Warum Ihr Hauskredit durch globale Politik plötzlich deutlich teurer wird
Wie Spiegel in seiner aktuellen Kolumne schildert, liegen die Zinsen für zehnjährige Baufinanzierungen hierzulande aktuell bei knapp 4,2 Prozent – noch im Januar 2025 waren es rund 3,2 Prozent.

Der Zins-Schock kommt nicht aus Ihrer Sparkasse
Dieser eine Prozentpunkt klingt harmlos, bedeutet bei einem typischen Darlehen über 300.000 Euro aber sofort rund 250 Euro mehr pro Monat. Für Bauherren in NRW ist das kein abstraktes Marktgeschehen, sondern ein konkreter Engpass im Finanzierungsplan, und er hat eine Ursache, die weit über die deutsche Zinswende von 2022 hinausreicht.

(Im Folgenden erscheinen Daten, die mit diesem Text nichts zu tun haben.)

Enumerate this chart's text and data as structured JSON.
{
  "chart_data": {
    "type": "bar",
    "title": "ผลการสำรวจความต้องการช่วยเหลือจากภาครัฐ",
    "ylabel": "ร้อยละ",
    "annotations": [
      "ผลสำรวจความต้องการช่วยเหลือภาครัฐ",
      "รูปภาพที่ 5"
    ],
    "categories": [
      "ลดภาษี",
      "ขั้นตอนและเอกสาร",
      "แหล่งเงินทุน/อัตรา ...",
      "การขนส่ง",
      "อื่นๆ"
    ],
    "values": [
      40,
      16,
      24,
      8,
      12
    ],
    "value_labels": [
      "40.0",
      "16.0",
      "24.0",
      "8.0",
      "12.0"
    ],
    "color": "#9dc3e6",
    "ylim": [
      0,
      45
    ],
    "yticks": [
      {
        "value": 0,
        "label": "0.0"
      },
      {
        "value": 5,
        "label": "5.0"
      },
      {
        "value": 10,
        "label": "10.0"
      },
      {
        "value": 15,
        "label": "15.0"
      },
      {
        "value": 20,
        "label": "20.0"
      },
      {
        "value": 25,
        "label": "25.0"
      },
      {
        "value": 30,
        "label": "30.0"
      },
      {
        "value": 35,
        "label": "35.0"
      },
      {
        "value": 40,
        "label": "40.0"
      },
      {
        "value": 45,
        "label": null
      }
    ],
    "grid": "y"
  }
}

Die wahren Hintergründe, die Ihre Bank Ihnen nicht erklärt
Ihre Bank legt den Bauzins nicht im stillen Kämmerlein fest. Sie refinanziert sich über den Anleihemarkt, in Deutschland vor allem über Pfandbriefe. Steigen dort die Renditen, weil die US-Politik mit hohen Haushaltsdefiziten und protektionistischen Alleingängen die Kapitalmärkte weltweit verunsichert, zahlen deutsche Emittenten ebenfalls drauf. Der Zins, den Sie auf Ihrem Angebot sehen, ist also das Echo einer globalen Verschiebung. Prüfen Sie daher jedes Finanzierungsangebot mit drei konkreten Fragen, bevor Sie unterschreiben.
Drei Punkte, die Sie jetzt nachrechnen müssen
- Effektiver Jahreszins versus Sollzins: Liegt Ihr Angebot wirklich bei 4,2 Prozent effektiv, oder ist es ein Lockangebot mit kurzer Zinsfrist? Achten Sie auf den effektiven Jahreszins, nicht auf den beworbenen Sollzins.
- Tilgungsplan bei gleichbleibender Rate: Bei 4,2 Prozent und 1.425 Euro Monatsrate sinkt die anfängliche Tilgung von 2,5 auf 1,5 Prozent. Die Laufzeit verlängert sich um rund sechs Jahre – das Haus kostet Sie am Ende etwa 100.000 Euro mehr.
- Darlehenshöhe versus Kaufpreis: Soll die ursprüngliche Laufzeit von 26 Jahren konstant bleiben, fließen bei gleicher Rate nur noch etwa 270.000 Euro statt 300.000 Euro. Verhandeln Sie in diesem Fall den Kaufpreis nach oder stocken Sie das Eigenkapitel auf.
Worauf Sie beim Vertrag bestehen sollten
Ein Prozentpunkt Zins entscheidet darüber, ob Ihr Haus am Ende 400.000 oder 500.000 Euro kostet. Lassen Sie sich Bauleistungsbeschreibung und Finanzierungsbestätigung strikt getrennt vorlegen und bestehen Sie auf einer schriftlichen Zinszusage mit Datum, Sollzins, Tilgungssatz und effektivem Jahreszins. Mündliche Zusagen Ihrer Bank sind im Streitfall schwer einklagbar. Kalkulieren Sie zudem eine Stress-Rate: Was passiert, wenn die Anschlussfinanzierung in zehn Jahren bei 5,5 Prozent liegt? Nur wer diese Zahl heute kennt, unterschreibt morgen nicht überhastet und bewahrt sich den Verhandlungspielraum gegenüber dem Verkäufer.